As a way to promote the show, there was a program developed to showcase the show on the track at a Winston Cup event. The program called was to include four different cars all running paint schemes related to the show. This was still in the early days of the special paint scheme craze and marked the first time that a special paint promotion was used across multiple cars. The teams involved in the project early on were Jeff Gordon's #24, Bobby Labonte's #18 and Terry Labonte's #5. Finding a fourth team to participate proved a little challenging, due to the many sponsor commitments all of the teams had. The final car in the program was the #55 Andy Petree machine with driver Kenny Wallace.
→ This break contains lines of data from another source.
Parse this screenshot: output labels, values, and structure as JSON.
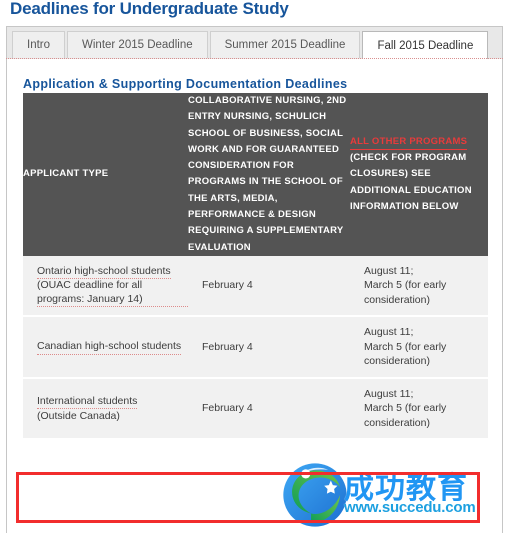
{
  "page": {
    "title": "Deadlines for Undergraduate Study"
  },
  "tabs": [
    {
      "label": "Intro",
      "active": false
    },
    {
      "label": "Winter 2015 Deadline",
      "active": false
    },
    {
      "label": "Summer 2015 Deadline",
      "active": false
    },
    {
      "label": "Fall 2015 Deadline",
      "active": true
    }
  ],
  "section": {
    "heading": "Application & Supporting Documentation Deadlines"
  },
  "table": {
    "headers": {
      "applicant_type": "APPLICANT TYPE",
      "collaborative": "COLLABORATIVE NURSING, 2ND ENTRY NURSING, SCHULICH SCHOOL OF BUSINESS, SOCIAL WORK AND FOR GUARANTEED CONSIDERATION FOR PROGRAMS IN THE SCHOOL OF THE ARTS, MEDIA, PERFORMANCE & DESIGN REQUIRING A SUPPLEMENTARY EVALUATION",
      "all_other_link": "ALL OTHER PROGRAMS",
      "all_other_rest": "(CHECK FOR PROGRAM CLOSURES) SEE ADDITIONAL EDUCATION INFORMATION BELOW"
    },
    "rows": [
      {
        "type_main": "Ontario high-school students",
        "type_note": "(OUAC deadline for all programs: January 14)",
        "collaborative": "February 4",
        "all_other": "August 11;\nMarch 5 (for early consideration)",
        "highlighted": false
      },
      {
        "type_main": "Canadian high-school students",
        "type_note": "",
        "collaborative": "February 4",
        "all_other": "August 11;\nMarch 5 (for early consideration)",
        "highlighted": false
      },
      {
        "type_main": "International students",
        "type_note": "(Outside Canada)",
        "collaborative": "February 4",
        "all_other": "August 11;\nMarch 5 (for early consideration)",
        "highlighted": true
      }
    ]
  },
  "watermark": {
    "chinese": "成功教育",
    "url": "www.succedu.com"
  },
  "colors": {
    "title_blue": "#17559b",
    "header_gray": "#545454",
    "row_gray": "#f1f1f1",
    "link_red": "#e83b3b",
    "highlight_red": "#f22d2d",
    "watermark_blue": "#2196f3"
  }
}
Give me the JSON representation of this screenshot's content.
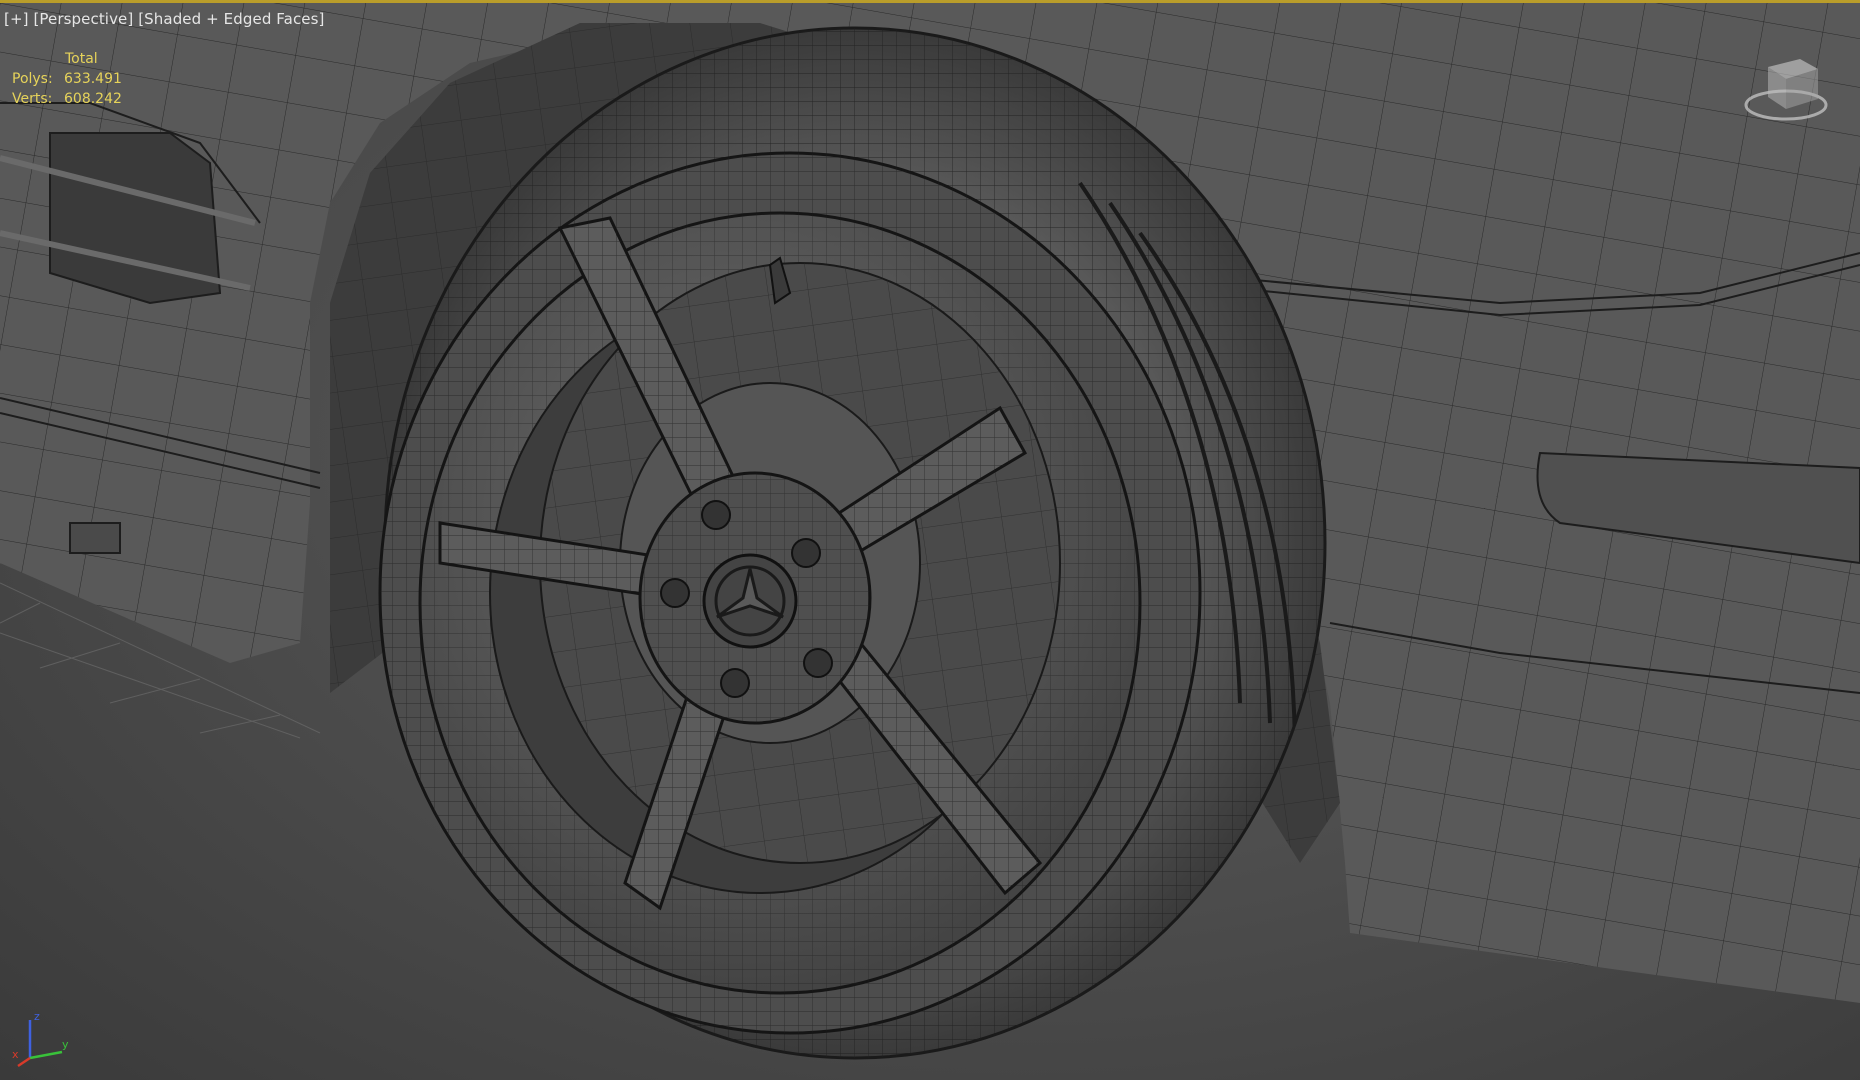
{
  "viewport": {
    "menu": "[+]",
    "view": "[Perspective]",
    "shading": "[Shaded + Edged Faces]"
  },
  "stats": {
    "header": "Total",
    "polys_label": "Polys:",
    "polys_value": "633.491",
    "verts_label": "Verts:",
    "verts_value": "608.242"
  },
  "axes": {
    "x": "x",
    "y": "y",
    "z": "z"
  },
  "colors": {
    "active_border": "#b99d2a",
    "stats_text": "#e6d35a",
    "label_text": "#e6e6e6",
    "axis_x": "#d83a2a",
    "axis_y": "#39c23a",
    "axis_z": "#3f61e0"
  },
  "icons": [
    "viewcube-icon",
    "axis-tripod-icon"
  ]
}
The cars were going to be designed to look like the paint schemes of the four main hero characters in the show. Each car was assigned a character and I began the process of blending those designs on to the NASCAR bodies. The hoods featured the show's logo and the characters from the show. The character represented on the car was featured prominently in the group on each hood.
Working with four teams presented many challenges with approvals as the process moved along. The designs had to be approved by Hasbro's team, the team at Fox Kids, and each of the teams who were participating in the program. This was an interesting process to go through as nobody had tried a promotion across this many teams before.
The cars were scheduled to run at the Homestead Miami Speedway at the end of the 1999 season. To debut the cars, NASCAR arranged a special unveiling at the track a few days before the race. Each of the drivers were on hand as each of the cars were unveiled to the public. It was a great event with lots of excitement. I can't really express how great it feels to see your own design work appear at an event like this. The hard work on the project proved to be very rewarding. In addition to the unveiling, the track had invited a large group of children from the Miami area to come and see the first public screening of the NASCAR Racers movie on a large theater screen in the infield of the track.
I can't put into words the feelings I had on race day when I saw the cars on the grid and running in the race. It was a truly rewarding experience and one I will never forget. It was an incredible weekend topped off by a great race day. Bobby Labonte nearly took one of the cars to Victory Lane that day, narrowly losing to Tony Stewart. In addition to the NASCAR Racers cars running, this was also the day the veteran driver Dale Jarrett won the Winston Cup title, leading to another celebration I will never forget.